Patients presenting with cardiogenic acute pulmonary edema (congestive heart failure) are experiencing several acute derangements of their pulmonary function caused by fluid being forced through the alveolar capillary membrane and into the interstitial spaces. The lungs lose compliance, the FRC reduced and there is a substantial reduction of alveolar capillary membrane required for adequate gas exchange. The reduction of the alveolar volume is worsened during expiration. Some patients experience respiratory acidosis due to the inability to maintain adequate minute volume due to the shift of the compliance curve. By addressing these issues using carefully titrated end-expiratory pressure, a significant amount of overall stabilization takes place. The substantive therapy often includes reopening coronary arterial circulation; and inotropic support.

CAUTIONS

  1. DO NOT elect to use CPAP by facemask if the patient cannot protect their own airway.

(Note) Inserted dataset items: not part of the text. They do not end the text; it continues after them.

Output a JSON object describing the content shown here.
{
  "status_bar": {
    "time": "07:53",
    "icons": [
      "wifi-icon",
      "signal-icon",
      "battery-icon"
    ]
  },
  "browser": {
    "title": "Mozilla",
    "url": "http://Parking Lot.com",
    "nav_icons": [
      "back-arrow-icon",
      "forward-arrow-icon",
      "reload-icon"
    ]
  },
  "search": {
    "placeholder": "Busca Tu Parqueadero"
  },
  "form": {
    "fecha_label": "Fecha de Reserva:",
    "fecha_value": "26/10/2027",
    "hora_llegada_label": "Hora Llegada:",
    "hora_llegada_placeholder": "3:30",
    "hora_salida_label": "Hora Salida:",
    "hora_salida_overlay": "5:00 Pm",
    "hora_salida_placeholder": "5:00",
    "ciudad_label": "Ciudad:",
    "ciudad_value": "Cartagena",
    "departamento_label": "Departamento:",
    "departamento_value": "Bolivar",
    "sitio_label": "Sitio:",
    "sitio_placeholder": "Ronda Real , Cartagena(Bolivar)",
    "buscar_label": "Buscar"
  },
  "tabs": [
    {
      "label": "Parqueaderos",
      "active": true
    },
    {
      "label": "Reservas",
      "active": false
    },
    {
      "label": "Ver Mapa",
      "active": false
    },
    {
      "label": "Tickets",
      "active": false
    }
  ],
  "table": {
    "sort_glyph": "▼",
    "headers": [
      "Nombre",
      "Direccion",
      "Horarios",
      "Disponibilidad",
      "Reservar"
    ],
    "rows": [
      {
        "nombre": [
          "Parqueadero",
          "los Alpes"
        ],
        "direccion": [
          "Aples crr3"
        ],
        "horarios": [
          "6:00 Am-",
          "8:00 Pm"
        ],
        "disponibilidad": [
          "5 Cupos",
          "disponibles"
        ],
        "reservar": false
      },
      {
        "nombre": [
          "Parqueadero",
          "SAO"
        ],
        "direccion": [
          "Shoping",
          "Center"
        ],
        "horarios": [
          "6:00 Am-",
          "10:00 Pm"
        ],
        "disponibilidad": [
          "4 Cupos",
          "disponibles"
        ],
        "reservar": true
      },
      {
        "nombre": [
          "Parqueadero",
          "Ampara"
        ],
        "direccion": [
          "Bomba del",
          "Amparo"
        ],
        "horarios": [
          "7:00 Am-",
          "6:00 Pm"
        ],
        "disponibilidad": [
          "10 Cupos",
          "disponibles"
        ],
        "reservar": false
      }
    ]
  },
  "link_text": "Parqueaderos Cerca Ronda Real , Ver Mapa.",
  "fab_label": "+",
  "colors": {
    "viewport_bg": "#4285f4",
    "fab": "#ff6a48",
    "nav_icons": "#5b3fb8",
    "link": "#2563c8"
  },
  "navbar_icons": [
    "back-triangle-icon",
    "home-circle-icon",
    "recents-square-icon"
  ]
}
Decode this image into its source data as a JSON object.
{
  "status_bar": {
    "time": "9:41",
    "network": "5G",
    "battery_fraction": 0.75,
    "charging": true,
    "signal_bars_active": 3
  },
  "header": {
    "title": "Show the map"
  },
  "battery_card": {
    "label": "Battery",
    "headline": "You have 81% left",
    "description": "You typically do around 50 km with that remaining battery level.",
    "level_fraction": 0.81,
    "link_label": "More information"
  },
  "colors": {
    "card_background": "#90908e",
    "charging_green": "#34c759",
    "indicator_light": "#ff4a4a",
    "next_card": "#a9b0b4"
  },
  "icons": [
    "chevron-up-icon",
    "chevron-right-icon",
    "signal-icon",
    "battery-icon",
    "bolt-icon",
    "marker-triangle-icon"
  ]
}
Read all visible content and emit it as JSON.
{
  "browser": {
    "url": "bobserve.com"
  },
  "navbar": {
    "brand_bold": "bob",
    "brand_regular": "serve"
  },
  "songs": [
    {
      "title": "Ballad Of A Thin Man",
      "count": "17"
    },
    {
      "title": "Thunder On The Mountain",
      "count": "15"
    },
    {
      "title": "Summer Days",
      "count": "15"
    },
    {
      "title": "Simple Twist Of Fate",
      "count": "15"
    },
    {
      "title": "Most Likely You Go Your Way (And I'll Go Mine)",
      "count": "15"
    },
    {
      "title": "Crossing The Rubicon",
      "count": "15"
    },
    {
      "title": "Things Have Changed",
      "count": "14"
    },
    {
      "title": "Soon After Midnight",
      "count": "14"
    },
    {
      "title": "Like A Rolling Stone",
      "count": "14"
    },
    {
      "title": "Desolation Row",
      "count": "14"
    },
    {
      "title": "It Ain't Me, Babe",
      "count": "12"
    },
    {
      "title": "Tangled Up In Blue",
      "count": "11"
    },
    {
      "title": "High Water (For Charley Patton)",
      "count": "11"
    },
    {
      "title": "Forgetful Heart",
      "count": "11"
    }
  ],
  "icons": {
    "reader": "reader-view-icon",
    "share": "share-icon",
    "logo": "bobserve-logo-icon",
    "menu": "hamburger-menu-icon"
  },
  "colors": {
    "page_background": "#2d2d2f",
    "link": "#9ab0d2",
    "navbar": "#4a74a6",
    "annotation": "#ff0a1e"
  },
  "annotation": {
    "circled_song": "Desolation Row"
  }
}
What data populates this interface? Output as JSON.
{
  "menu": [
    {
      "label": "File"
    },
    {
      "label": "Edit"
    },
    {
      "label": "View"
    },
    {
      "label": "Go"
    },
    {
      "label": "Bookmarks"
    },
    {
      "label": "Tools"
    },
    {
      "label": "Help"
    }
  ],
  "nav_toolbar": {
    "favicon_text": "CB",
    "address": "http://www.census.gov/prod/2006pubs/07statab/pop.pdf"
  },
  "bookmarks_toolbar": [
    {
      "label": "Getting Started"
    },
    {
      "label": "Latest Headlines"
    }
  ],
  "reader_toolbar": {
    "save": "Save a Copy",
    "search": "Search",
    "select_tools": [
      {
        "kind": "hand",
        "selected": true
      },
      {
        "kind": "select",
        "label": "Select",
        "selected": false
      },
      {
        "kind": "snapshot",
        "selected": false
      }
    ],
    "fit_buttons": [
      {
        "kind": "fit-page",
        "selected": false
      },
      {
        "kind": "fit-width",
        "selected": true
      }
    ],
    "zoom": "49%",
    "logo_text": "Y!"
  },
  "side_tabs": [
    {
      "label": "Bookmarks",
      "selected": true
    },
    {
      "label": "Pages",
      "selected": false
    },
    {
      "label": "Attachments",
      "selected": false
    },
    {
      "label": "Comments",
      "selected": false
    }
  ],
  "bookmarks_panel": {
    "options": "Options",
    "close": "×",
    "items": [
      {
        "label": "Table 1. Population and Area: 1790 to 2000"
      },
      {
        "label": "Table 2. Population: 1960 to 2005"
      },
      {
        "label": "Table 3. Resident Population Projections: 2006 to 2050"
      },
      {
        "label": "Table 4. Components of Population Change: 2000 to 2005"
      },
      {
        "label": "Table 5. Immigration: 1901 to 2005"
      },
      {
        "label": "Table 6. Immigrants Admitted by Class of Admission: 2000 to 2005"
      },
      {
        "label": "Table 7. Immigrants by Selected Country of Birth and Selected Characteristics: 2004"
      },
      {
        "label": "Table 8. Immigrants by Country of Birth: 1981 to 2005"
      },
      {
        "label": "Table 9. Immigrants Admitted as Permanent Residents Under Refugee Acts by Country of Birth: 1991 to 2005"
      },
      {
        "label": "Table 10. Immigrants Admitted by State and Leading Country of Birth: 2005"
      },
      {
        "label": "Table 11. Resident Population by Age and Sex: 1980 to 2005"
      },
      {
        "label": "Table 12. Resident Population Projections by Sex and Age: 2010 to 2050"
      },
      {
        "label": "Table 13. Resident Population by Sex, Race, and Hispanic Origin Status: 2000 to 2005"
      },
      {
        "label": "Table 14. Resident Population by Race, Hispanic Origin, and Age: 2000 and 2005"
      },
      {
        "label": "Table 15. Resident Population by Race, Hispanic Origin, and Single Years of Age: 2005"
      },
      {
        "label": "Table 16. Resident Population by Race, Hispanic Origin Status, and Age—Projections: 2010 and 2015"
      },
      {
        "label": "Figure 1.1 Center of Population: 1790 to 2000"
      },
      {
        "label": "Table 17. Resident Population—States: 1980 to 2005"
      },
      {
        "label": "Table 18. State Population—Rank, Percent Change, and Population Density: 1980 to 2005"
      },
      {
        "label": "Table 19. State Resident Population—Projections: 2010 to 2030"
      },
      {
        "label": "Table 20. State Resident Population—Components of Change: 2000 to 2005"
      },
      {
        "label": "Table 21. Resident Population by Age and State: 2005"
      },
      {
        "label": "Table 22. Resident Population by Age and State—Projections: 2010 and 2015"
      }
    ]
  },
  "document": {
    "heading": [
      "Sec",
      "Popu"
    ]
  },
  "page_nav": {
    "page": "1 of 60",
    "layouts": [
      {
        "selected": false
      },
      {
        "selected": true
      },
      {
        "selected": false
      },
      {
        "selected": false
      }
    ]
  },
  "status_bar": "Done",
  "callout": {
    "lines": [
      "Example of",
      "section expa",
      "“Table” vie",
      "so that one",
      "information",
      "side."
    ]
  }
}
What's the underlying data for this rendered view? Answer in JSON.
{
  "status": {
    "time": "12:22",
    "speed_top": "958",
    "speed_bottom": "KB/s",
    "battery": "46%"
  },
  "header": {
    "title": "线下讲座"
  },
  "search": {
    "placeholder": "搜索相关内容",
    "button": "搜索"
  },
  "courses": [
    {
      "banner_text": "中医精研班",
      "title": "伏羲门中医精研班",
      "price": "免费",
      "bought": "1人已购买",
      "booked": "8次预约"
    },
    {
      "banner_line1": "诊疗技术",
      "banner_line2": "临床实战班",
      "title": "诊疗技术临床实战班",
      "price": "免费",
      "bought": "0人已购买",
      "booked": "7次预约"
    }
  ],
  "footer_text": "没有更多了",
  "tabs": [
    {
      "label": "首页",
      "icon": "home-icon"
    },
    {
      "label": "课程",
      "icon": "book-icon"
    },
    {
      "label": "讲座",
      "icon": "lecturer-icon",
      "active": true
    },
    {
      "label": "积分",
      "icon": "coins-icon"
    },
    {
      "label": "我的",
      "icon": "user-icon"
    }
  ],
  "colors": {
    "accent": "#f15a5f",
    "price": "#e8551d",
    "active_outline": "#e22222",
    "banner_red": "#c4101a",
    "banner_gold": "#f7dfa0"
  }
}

  2. Begin emergency mask CPAP in patients that are tachypneic. (patients who are not breathing fast may not be candidates for end-pressure).
  3. Monitor patient responses and if the CPAP causes signs of perfusion and/or respiratory function to worsen (respiratory frequency increases), discontinue the CPAP and consider the need for intubation and controlled ventilation.
  4. When vasodilator and inotropic drugs are in play, remember to reduce the CPAP levels are the underlying pathophysiology is corrected.